Dogs donate blood at NAIT to help animals across Canada
This was the first time Dogs with Wings partnered with the clinic
When it comes to donating blood, it helps to be calm and relaxed — qualities that apply to both humans and dogs.
That's why Doreen Slessor thought the pups from Dogs with Wings would be ideal candidates to donate to the Canadian Animal Blood Bank. The organization trains service dogs and Slessor, the executive director, was excited to have the dogs contribute to something that helps animals across the country.
"[We] worked with our foster families to organize the dogs being here," Slessor said. "We worked with our staff team and our health team to organize this all. We are all just thrilled and excited and really honoured to have to be a part of this," she said.
Ten Labradors and Labrador retrievers from Dogs with Wings made their donations to the Canadian Animal Blood Bank (CABB) at NAIT's animal health clinic on Saturday.
The animal health clinic at NAIT holds donor sessions twice a month, except in July when students are away. They welcome donations from dogs that are healthy, over 25 kilograms, between 1 and 8 years old and have up-to-date vaccinations.
The clinic also asks that dogs have an even temperament. Slessor said that is another reason their service dogs seemed like ideal candidates.

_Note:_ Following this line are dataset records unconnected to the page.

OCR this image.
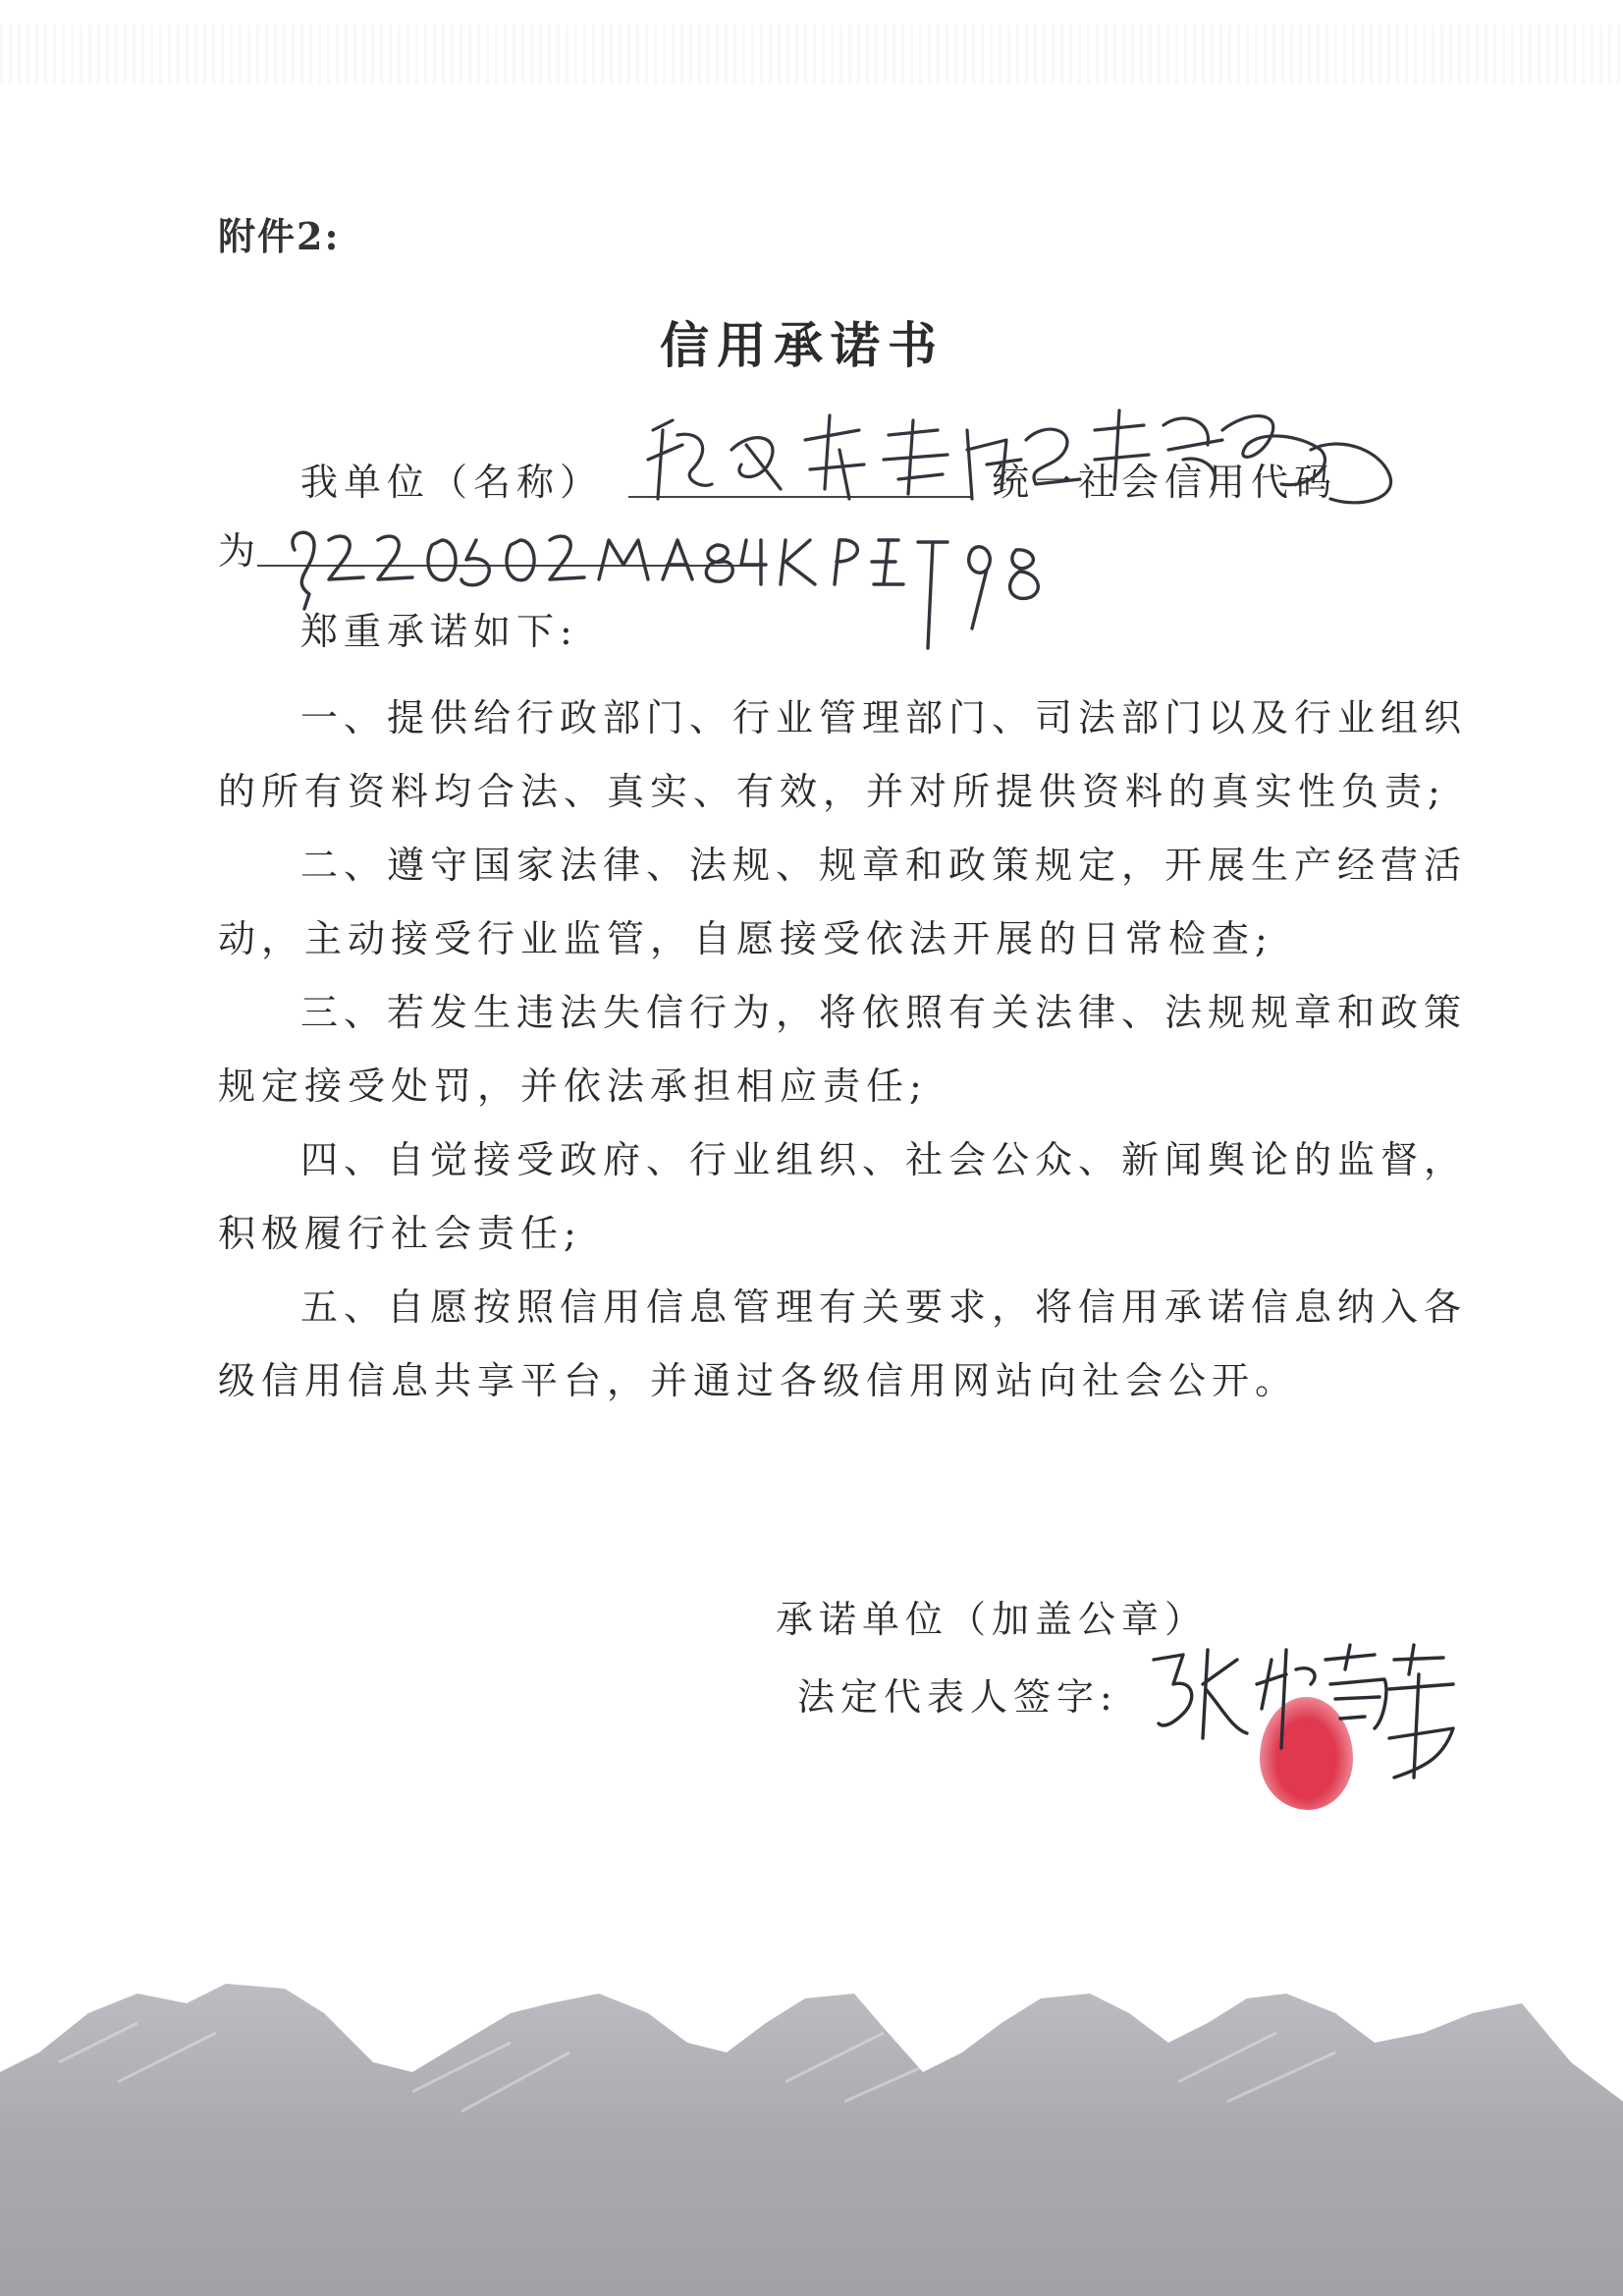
附件2:
信用承诺书
我单位（名称）	统一社会信用代码
为
郑重承诺如下:
一、提供给行政部门、行业管理部门、司法部门以及行业组织
的所有资料均合法、真实、有效，并对所提供资料的真实性负责;
二、遵守国家法律、法规、规章和政策规定，开展生产经营活
动，主动接受行业监管，自愿接受依法开展的日常检查;
三、若发生违法失信行为，将依照有关法律、法规规章和政策
规定接受处罚，并依法承担相应责任;
四、自觉接受政府、行业组织、社会公众、新闻舆论的监督，
积极履行社会责任;
五、自愿按照信用信息管理有关要求，将信用承诺信息纳入各
级信用信息共享平台，并通过各级信用网站向社会公开。
承诺单位（加盖公章）
法定代表人签字:
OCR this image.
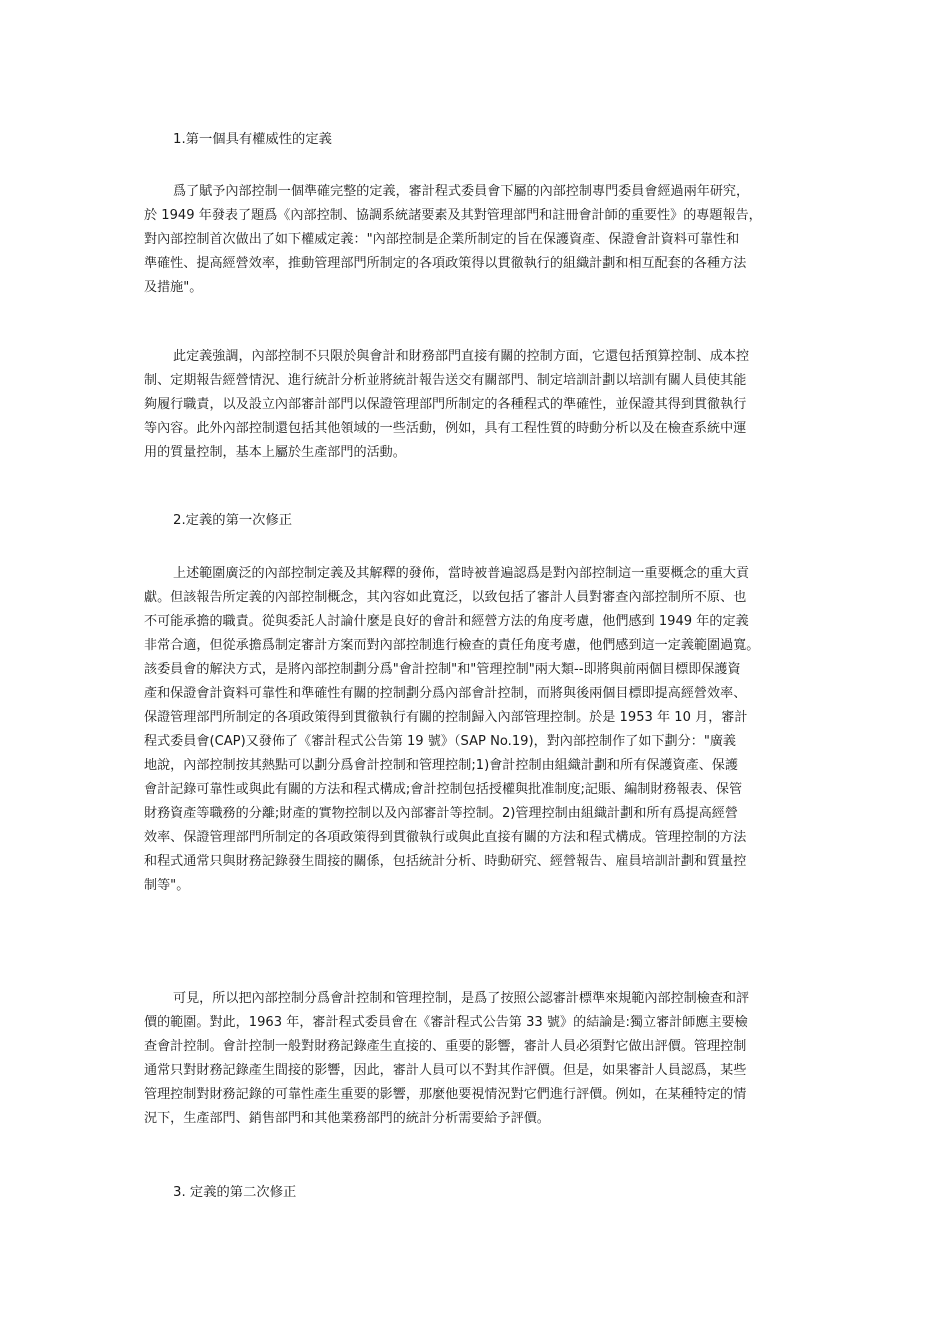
1.第一個具有權威性的定義
爲了賦予內部控制一個準確完整的定義，審計程式委員會下屬的內部控制專門委員會經過兩年研究，
於 1949 年發表了題爲《內部控制、協調系統諸要素及其對管理部門和註冊會計師的重要性》的專題報告，
對內部控制首次做出了如下權威定義："內部控制是企業所制定的旨在保護資產、保證會計資料可靠性和
準確性、提高經營效率，推動管理部門所制定的各項政策得以貫徹執行的組織計劃和相互配套的各種方法
及措施"。
此定義強調，內部控制不只限於與會計和財務部門直接有關的控制方面，它還包括預算控制、成本控
制、定期報告經營情況、進行統計分析並將統計報告送交有關部門、制定培訓計劃以培訓有關人員使其能
夠履行職責，以及設立內部審計部門以保證管理部門所制定的各種程式的準確性，並保證其得到貫徹執行
等內容。此外內部控制還包括其他領域的一些活動，例如，具有工程性質的時動分析以及在檢查系統中運
用的質量控制，基本上屬於生產部門的活動。
2.定義的第一次修正
上述範圍廣泛的內部控制定義及其解釋的發佈，當時被普遍認爲是對內部控制這一重要概念的重大貢
獻。但該報告所定義的內部控制概念，其內容如此寬泛，以致包括了審計人員對審查內部控制所不原、也
不可能承擔的職責。從與委託人討論什麼是良好的會計和經營方法的角度考慮，他們感到 1949 年的定義
非常合適，但從承擔爲制定審計方案而對內部控制進行檢查的責任角度考慮，他們感到這一定義範圍過寬。
該委員會的解決方式，是將內部控制劃分爲"會計控制"和"管理控制"兩大類--即將與前兩個目標即保護資
產和保證會計資料可靠性和準確性有關的控制劃分爲內部會計控制，而將與後兩個目標即提高經營效率、
保證管理部門所制定的各項政策得到貫徹執行有關的控制歸入內部管理控制。於是 1953 年 10 月，審計
程式委員會(CAP)又發佈了《審計程式公告第 19 號》（SAP No.19)，對內部控制作了如下劃分："廣義
地說，內部控制按其熱點可以劃分爲會計控制和管理控制;1)會計控制由組織計劃和所有保護資產、保護
會計記錄可靠性或與此有關的方法和程式構成;會計控制包括授權與批准制度;記賬、編制財務報表、保管
財務資產等職務的分離;財產的實物控制以及內部審計等控制。2)管理控制由組織計劃和所有爲提高經營
效率、保證管理部門所制定的各項政策得到貫徹執行或與此直接有關的方法和程式構成。管理控制的方法
和程式通常只與財務記錄發生間接的關係，包括統計分析、時動研究、經營報告、雇員培訓計劃和質量控
制等"。
可見，所以把內部控制分爲會計控制和管理控制，是爲了按照公認審計標準來規範內部控制檢查和評
價的範圍。對此，1963 年，審計程式委員會在《審計程式公告第 33 號》的結論是:獨立審計師應主要檢
查會計控制。會計控制一般對財務記錄產生直接的、重要的影響，審計人員必須對它做出評價。管理控制
通常只對財務記錄產生間接的影響，因此，審計人員可以不對其作評價。但是，如果審計人員認爲，某些
管理控制對財務記錄的可靠性產生重要的影響，那麼他要視情況對它們進行評價。例如，在某種特定的情
況下，生產部門、銷售部門和其他業務部門的統計分析需要給予評價。
3. 定義的第二次修正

"We work really hard on brushing, handling, puppy yoga and them not being afraid to go to the vet," Slessor said. "So, when they come here this is old hat for them. They just go on up and [are like] 'Sure, I'll do this.'"
The NAIT animal health clinic acts as a satellite site for the main CABB clinic, located in Winnipeg.
The blood collected could be used by veterinarians across Canada, said senior veterinary medical officer Dr. Elaine Degrandpre.
"Veterinarians that are doing surgeries or they [are treating] a patient with cancer, they just phone the clinic in Winnipeg and they get a unit of blood shipped to them," Degrandpre said. "It's very, very important. Like humans, dogs need blood for many different conditions."
The clinic can ship blood across Canada overnight so, in many cases, it can be at a veterinarian's office the day after a request is made.
About 450 grams of blood is collected from the dogs, similar to the amount drawn from a person. Dogs can donate every three months.
"There's always a greater demand than supply," Degrandpre said.